48. Number of Iterations (Transition)
Plan at least one iteration, i.e., final release after beta.
The realities of the market or the (poor) quality of the initial release will force us to do more iterations.
That's one to two iterations.

49. Number of Iterations (I, E, C, T)
Over the entire development cycle [I, E, C, T], we have three levels:
Low: three iterations [0, 1, 1, 1]
Typical: six iterations [1, 2, 2, 1]
High: nine iterations [1, 3, 3, 2]
We can summarize by saying that "normal" projects have 6 ± 3 iterations.
We call this "six plus or minus three" rule of thumb.

50. Building an Iteration Plan
Follow these four steps:
Determine the iteration scope
What we want to accomplish in the iteration.
Define iteration evaluation criteria
How to evaluate the accomplishments at the end of the iteration;
And specify which artifacts will be worked on.
Define iteration activities
Establish what needs to be done and on which artifacts.
Assign responsibilities
Allocate resources to execute the activities.

51. Iteration in the Elaboration Phase
There are three main drivers for defining the objectives of an iteration in the elaboration phase.
Risk
Mitigate or retire risks as early as you can
Coverage
Address all aspects of the software to be developed
Criticality
Make sure that critical functions or services of system are covered

52. Iteration in the Construction Phase
Risks remain a key driver, especially as new and unsuspected risks are uncovered.
The completeness of use cases also becomes a driver.
We can plan the iterations feature by feature, trying to complete some of the more critical ones early so that they can be tested thoroughly in more than one iteration.
Toward the end of the construction phase, the main goal will be to ensure coverage of full use cases.

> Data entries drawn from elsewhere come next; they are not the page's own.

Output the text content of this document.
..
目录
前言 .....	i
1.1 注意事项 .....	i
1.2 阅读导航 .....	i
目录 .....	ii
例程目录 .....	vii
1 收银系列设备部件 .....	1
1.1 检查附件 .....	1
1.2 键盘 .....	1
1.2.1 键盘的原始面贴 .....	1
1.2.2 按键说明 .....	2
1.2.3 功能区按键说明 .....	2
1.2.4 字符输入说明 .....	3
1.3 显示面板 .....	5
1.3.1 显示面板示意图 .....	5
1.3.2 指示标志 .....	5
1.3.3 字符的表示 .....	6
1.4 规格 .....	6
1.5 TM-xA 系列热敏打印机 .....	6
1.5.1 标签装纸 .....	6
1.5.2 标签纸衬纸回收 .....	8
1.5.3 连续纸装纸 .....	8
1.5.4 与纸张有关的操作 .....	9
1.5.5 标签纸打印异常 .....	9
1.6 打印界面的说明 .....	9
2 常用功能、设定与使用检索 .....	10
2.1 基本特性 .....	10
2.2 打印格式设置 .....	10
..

53. Iteration in the Transition Phase
The main goal is to finish this generation of the product.
Objectives for an iteration:
Which bugs are fixed and which improvements in performance or usability are included.
If we had to disable features to get to the end of the construction phase on time,
we can now complete them or turn them on if they won’t put system in danger.

54. Detail the Work in the Iteration
After the scenarios or full-scale use cases to be developed have been selected and briefly sketched, we must determine the artifacts that will be affected.
Which classes are to be revisited?
Which subsystems are affected or created?
Which interfaces probably need to be modified?
Which documents must be updated?

55. Summary
The project management workflow of the RUP is useful for balancing competing objectives, managing risk, and overcoming constraints to deliver a product that meets the needs of the customers and the end users.
In an iterative process, the development should be based on a phase plan and a series of iteration plans.
Risk is a driver for planning.
Measurement is a key technique used to control projects.
In building a phase plan, we must assess trade-offs between staff, schedule, and project scope.